Over the past several months, the U.S. Supreme Court has made several rulings in deportation-related cases with respect to what’s called the due process clause of the Constitution.
In April 2025, in the case Trump v. J.G.G., the court seemed to state quite clearly that deportations could not take place without due process. More recently, however, in D.H.S. v. D.V.D., the Supreme Court prevented a lower court from providing due process protections to a group of men the administration wanted to deport to South Sudan, where they are at risk of facing torture and even death.
These seemingly contradictory rulings not only make it unclear when due process applies but probably leave many asking what the term “due process of law” even means and how it works.

The American concept of due process can be traced from medieval England to its modern formulation by the U.S. Supreme Court. Doing so allows the meaning of due process to come into focus. It also calls into question the court’s most recent ruling on this issue.

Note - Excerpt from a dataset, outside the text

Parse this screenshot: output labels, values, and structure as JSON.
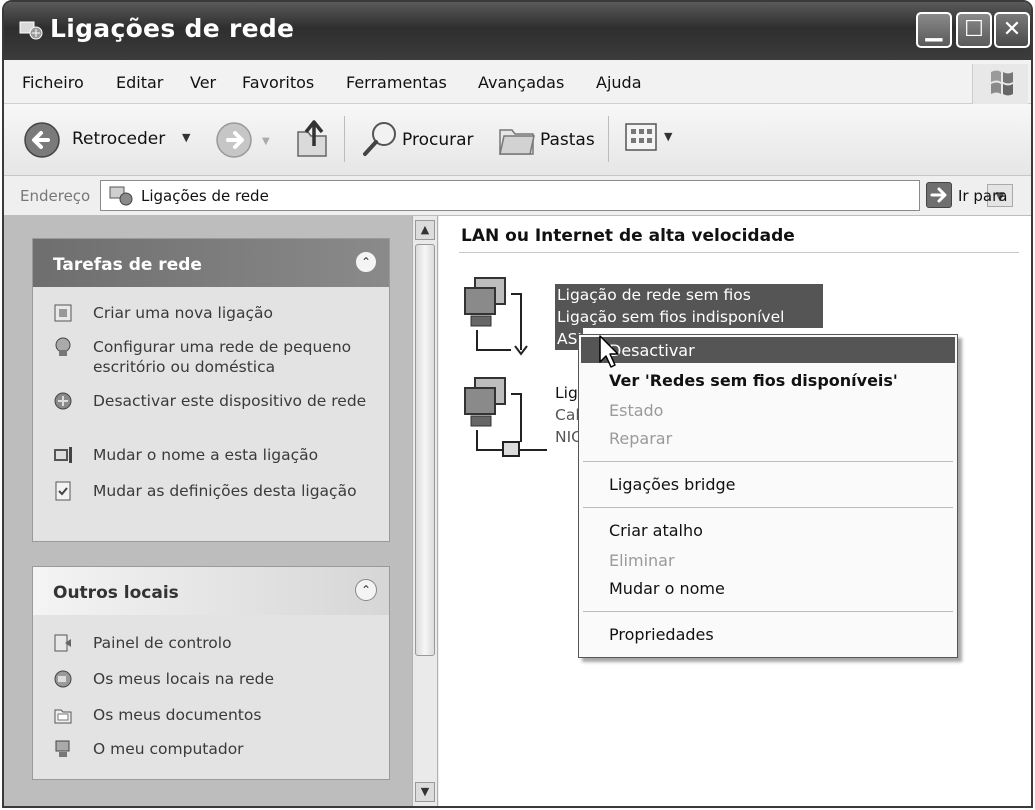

The concepts of due process and the rule of law largely emerged in the 13th century in the Magna Carta, a formal, written agreement between King John of England and the rebel aristocracy that effectively established legal constraints on government.
One key passage from the Magna Carta provided that “No Freeman shall be taken, or any otherwise imprisoned, or be disseised of his Freehold, or Liberties, or free Customs, or be outlawed, or exiled, or destroyed; nor we will not pass upon him, nor condemn him, but by lawful Judgment of his Peers, or by the Law of the Land.”
This accord established formal constraints on a previously unrestrained regent, setting English law on the course that would prioritize rule of law over the whims of the monarch.
Over a century later, Parliament would pass the English statute of 1354 that said “That no Man of what Estate or Condition that he be, shall he put out of Land or Tenement, nor taken nor imprisoned, nor disinherited, nor put to death, without being brought in Answer by due Process of the Law.”
These principlesd evolve over time in British law and then informed the emerging revolutionary spirit in the American Colonies.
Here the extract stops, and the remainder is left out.